Shogun 2022/2023
The problem & context
Shogun is an ecommerce experience platform empowering brands to drive higher conversions, revenue, and brand loyalty. Shogun Page Builder and Shogun Frontend help teams build and optimize their online stores to deliver exceptional experiences.
Frontend is a low-code platform, which means you need as a user to have at least a basic knowledge of frontend technologies to be able to modify the layout of your ecommerce store's section, either through Frontend’s IDE or local development environment. The advantage of having your e-commerce store built on Frontend would be leveraging the headless technology to increase the rendering speed of your store and therefore increase conversion.
Page Builder on the other hand is a no-code drag&drop platform, where non-technical users are empowered to create and make layout changes directly through the no-code editor.
Clients would usually use an external agency for the low-code environment to develop the components and sections needed for their storefront. While this environment was great for tech-savvy users, non-technical users would have to ask for a developer’s help to make any type of layout creation or change.
This is where Page Builder’s offering came in, where you could leverage Page Builder’s no-code capabilities to build layouts as a non-technical user and therefore significantly reduce the barrier to entry and the cost (and time) of implementation.
The role & team
As a senior product designer for this project, I led all design initatives and played a significant role in defining the different milestones for implementation through envisioning different types of approaches to the problem.
The team included the project's product manager, engineering team, user researcher, and me as the lead product designer.
Research & initial steps
After having calls with customers, a couple of reocurring needs surfaced that validated the need for a visual editor integration such as: flexibility over design capabilities, wanting more control over their designs and wanting to automate the process of implementation more.
Kick-off
After the product discovery phase and validating the need, I set out to organise a workshop with the internal design team to kick-off the project by doing a crit of an initial approach and flow I proposed and align together on possible routes.
Explorations & defining milestones
After the initial steps taken, I started off by putting together the flow for an ideal state of what it would mean to fully integrate Page Builder's no-code editor into the Frontend product and reverse engineer the milestones based on this artifact together with the engineering team to discuss feasiblity and realistic milestones.
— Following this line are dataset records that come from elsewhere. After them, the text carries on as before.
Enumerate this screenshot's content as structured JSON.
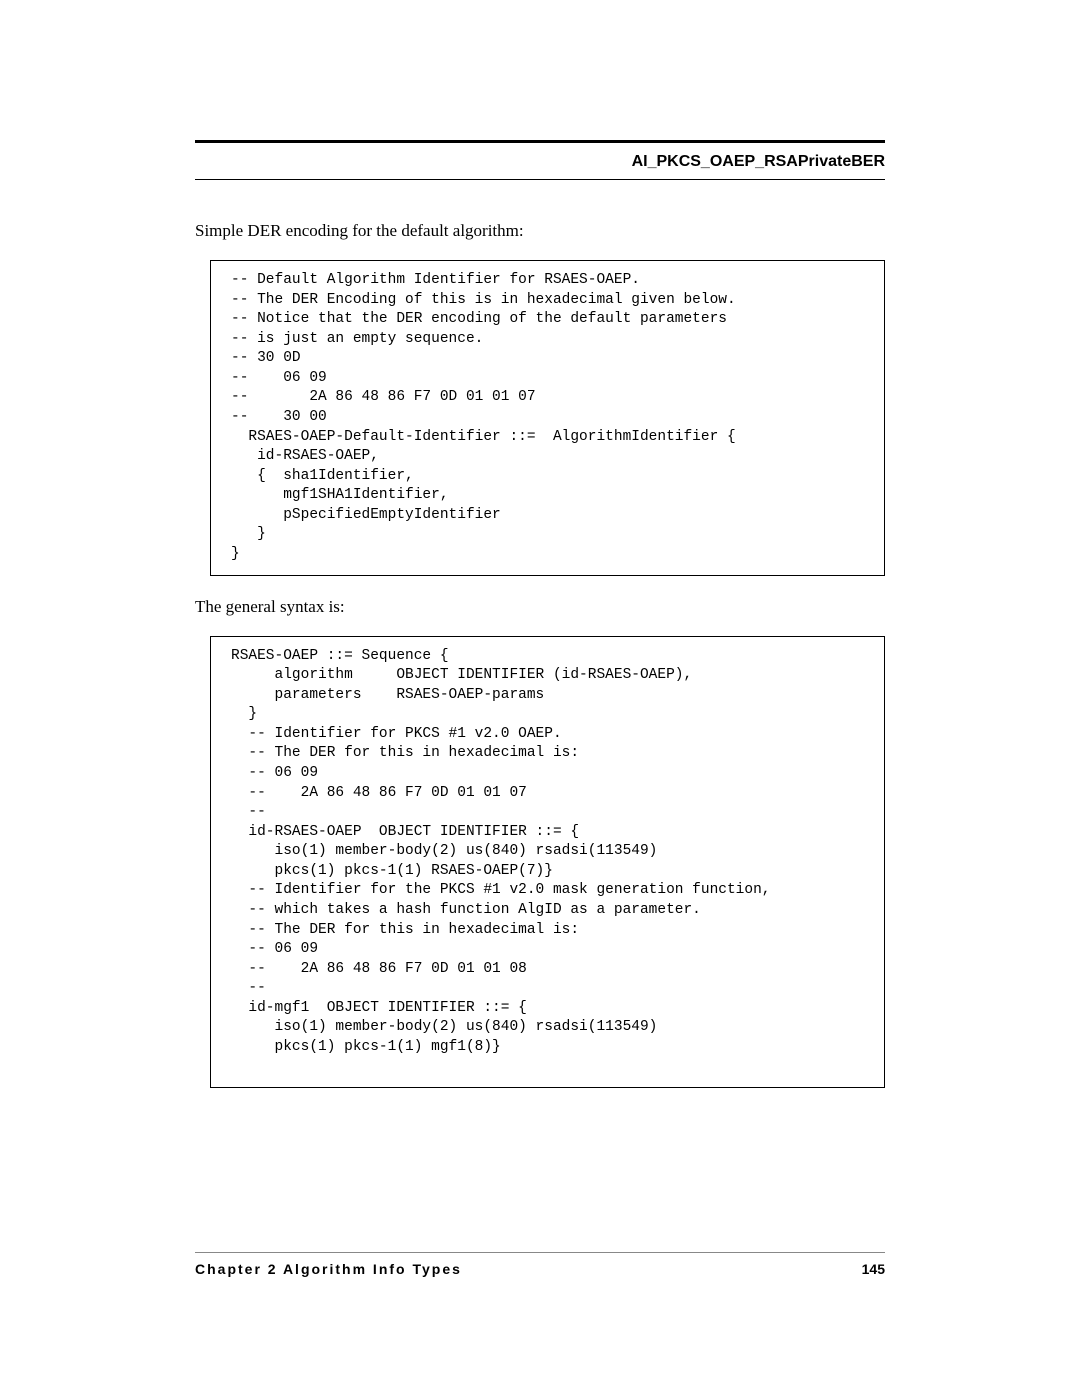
{
  "header": {
    "title": "AI_PKCS_OAEP_RSAPrivateBER"
  },
  "body": {
    "intro1": "Simple DER encoding for the default algorithm:",
    "code1": "-- Default Algorithm Identifier for RSAES-OAEP.\n-- The DER Encoding of this is in hexadecimal given below.\n-- Notice that the DER encoding of the default parameters\n-- is just an empty sequence.\n-- 30 0D\n--    06 09\n--       2A 86 48 86 F7 0D 01 01 07\n--    30 00\n  RSAES-OAEP-Default-Identifier ::=  AlgorithmIdentifier {\n   id-RSAES-OAEP,\n   {  sha1Identifier,\n      mgf1SHA1Identifier,\n      pSpecifiedEmptyIdentifier\n   }\n}",
    "intro2": "The general syntax is:",
    "code2": "RSAES-OAEP ::= Sequence {\n     algorithm     OBJECT IDENTIFIER (id-RSAES-OAEP),\n     parameters    RSAES-OAEP-params\n  }\n  -- Identifier for PKCS #1 v2.0 OAEP.\n  -- The DER for this in hexadecimal is:\n  -- 06 09\n  --    2A 86 48 86 F7 0D 01 01 07\n  --\n  id-RSAES-OAEP  OBJECT IDENTIFIER ::= {\n     iso(1) member-body(2) us(840) rsadsi(113549)\n     pkcs(1) pkcs-1(1) RSAES-OAEP(7)}\n  -- Identifier for the PKCS #1 v2.0 mask generation function,\n  -- which takes a hash function AlgID as a parameter.\n  -- The DER for this in hexadecimal is:\n  -- 06 09\n  --    2A 86 48 86 F7 0D 01 01 08\n  --\n  id-mgf1  OBJECT IDENTIFIER ::= {\n     iso(1) member-body(2) us(840) rsadsi(113549)\n     pkcs(1) pkcs-1(1) mgf1(8)}\n\n"
  },
  "footer": {
    "chapter": "Chapter 2  Algorithm Info Types",
    "page": "145"
  }
}
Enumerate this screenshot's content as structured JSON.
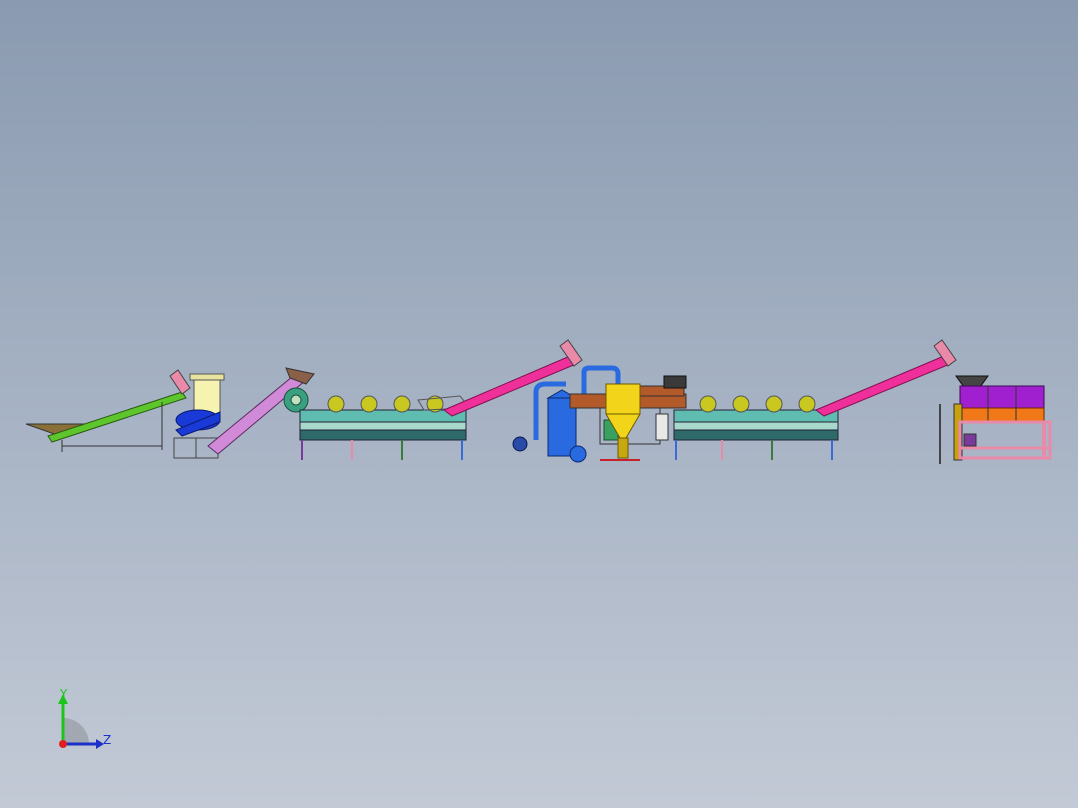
{
  "viewport": {
    "background_top": "#8a9ab0",
    "background_bottom": "#c3cad6"
  },
  "triad": {
    "y_label": "Y",
    "z_label": "Z",
    "y_color": "#1cc41c",
    "z_color": "#1a30c8",
    "origin_color": "#e02020"
  },
  "model": {
    "description_icon": "plastic-washing-line-assembly",
    "colors": {
      "green_conveyor": "#5cc62c",
      "crusher_blue": "#1a3ad8",
      "crusher_cream": "#f6f2b0",
      "violet_conveyor": "#d08ad8",
      "tank_teal": "#5fbcb0",
      "tank_dark": "#2e6a6a",
      "pink_conveyor": "#f0309a",
      "dryer_blue": "#2a6ae0",
      "cyclone_yellow": "#f2d41a",
      "brown_body": "#b25a2a",
      "purple_hopper": "#a020d0",
      "orange_hopper": "#f07818",
      "pink_frame": "#e88aa8",
      "roller_yellow": "#c8c820"
    }
  }
}
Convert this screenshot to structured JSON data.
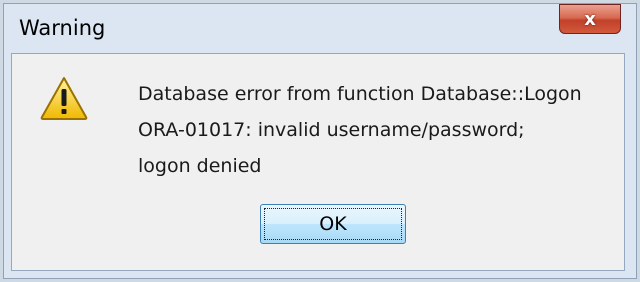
{
  "window": {
    "title": "Warning",
    "close_glyph": "x"
  },
  "message": {
    "line1": "Database error from function Database::Logon",
    "line2": "ORA-01017: invalid username/password;",
    "line3": "logon denied"
  },
  "buttons": {
    "ok_label": "OK"
  },
  "icons": {
    "warning": "warning-triangle-icon",
    "close": "close-icon"
  },
  "colors": {
    "close_button": "#c7432b",
    "warning_fill": "#f5c400",
    "ok_border": "#3c7fb1",
    "client_bg": "#f0f0f0"
  }
}
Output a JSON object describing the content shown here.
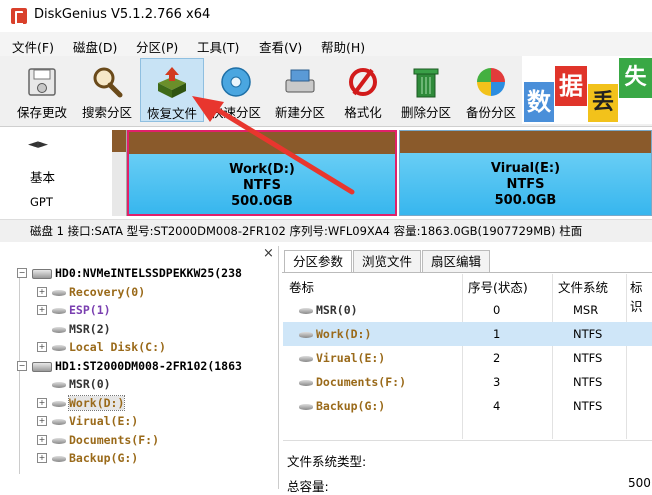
{
  "window": {
    "title": "DiskGenius V5.1.2.766 x64"
  },
  "menu": [
    "文件(F)",
    "磁盘(D)",
    "分区(P)",
    "工具(T)",
    "查看(V)",
    "帮助(H)"
  ],
  "toolbar": [
    "保存更改",
    "搜索分区",
    "恢复文件",
    "快速分区",
    "新建分区",
    "格式化",
    "删除分区",
    "备份分区"
  ],
  "promo": {
    "c1": "数",
    "c2": "据",
    "c3": "丢",
    "c4": "失"
  },
  "disk_side": {
    "nav": "◄►",
    "label1": "基本",
    "label2": "GPT"
  },
  "partitions": [
    {
      "name": "Work(D:)",
      "fs": "NTFS",
      "size": "500.0GB"
    },
    {
      "name": "Virual(E:)",
      "fs": "NTFS",
      "size": "500.0GB"
    }
  ],
  "disk_info": "磁盘 1 接口:SATA  型号:ST2000DM008-2FR102  序列号:WFL09XA4  容量:1863.0GB(1907729MB)  柱面",
  "tree": {
    "close_glyph": "×",
    "items": [
      {
        "text": "HD0:NVMeINTELSSDPEKKW25(238",
        "level": 0,
        "exp": "−"
      },
      {
        "text": "Recovery(0)",
        "level": 1,
        "exp": "+",
        "color": "#9a6a1a"
      },
      {
        "text": "ESP(1)",
        "level": 1,
        "exp": "+",
        "color": "#7a3fb0"
      },
      {
        "text": "MSR(2)",
        "level": 1,
        "exp": "",
        "color": "#333333"
      },
      {
        "text": "Local Disk(C:)",
        "level": 1,
        "exp": "+",
        "color": "#9a6a1a"
      },
      {
        "text": "HD1:ST2000DM008-2FR102(1863",
        "level": 0,
        "exp": "−"
      },
      {
        "text": "MSR(0)",
        "level": 1,
        "exp": "",
        "color": "#333333"
      },
      {
        "text": "Work(D:)",
        "level": 1,
        "exp": "+",
        "color": "#9a6a1a"
      },
      {
        "text": "Virual(E:)",
        "level": 1,
        "exp": "+",
        "color": "#9a6a1a"
      },
      {
        "text": "Documents(F:)",
        "level": 1,
        "exp": "+",
        "color": "#9a6a1a"
      },
      {
        "text": "Backup(G:)",
        "level": 1,
        "exp": "+",
        "color": "#9a6a1a"
      }
    ]
  },
  "tabs": [
    "分区参数",
    "浏览文件",
    "扇区编辑"
  ],
  "table": {
    "headers": [
      "卷标",
      "序号(状态)",
      "文件系统",
      "标识"
    ],
    "rows": [
      {
        "label": "MSR(0)",
        "index": "0",
        "fs": "MSR"
      },
      {
        "label": "Work(D:)",
        "index": "1",
        "fs": "NTFS"
      },
      {
        "label": "Virual(E:)",
        "index": "2",
        "fs": "NTFS"
      },
      {
        "label": "Documents(F:)",
        "index": "3",
        "fs": "NTFS"
      },
      {
        "label": "Backup(G:)",
        "index": "4",
        "fs": "NTFS"
      }
    ]
  },
  "details": {
    "fs_type_label": "文件系统类型:",
    "capacity_label": "总容量:",
    "capacity_value": "500"
  }
}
In an ideal world we wanted Page Builder's editor to be part of a seamless experience when you would create a section. That meant the ability to directly login to Frontend as a user and directly access Page Builder's no-code editor through the Frontend platform.
Challenges
Integrating another product’s editor in a different ecosystem is a huge endeavour in itself. How could we approach this in such a way that we can realistically ship increments of value to our users? Due to time constraints & resources, we had to discuss ways we could leverage Page Builder's functionality as soon as possible. This meant still keeping them as separate editors in the beginning.
This resulted into breaking it down into two milestones based on feasibility.
1. First milestone consisted in communicating with Page Builder editor under the same Frontend account.
2. Second milestone consisted in integrating Page Builder editor inside the Frontend platform.
Results
By releasing the first milestone, this enabled non-technical users to build pages without needing help from developers. Usage for the Frontend product grew by 10% and already existing customers were able to let non-technical members of their team create and make changes to pages directly.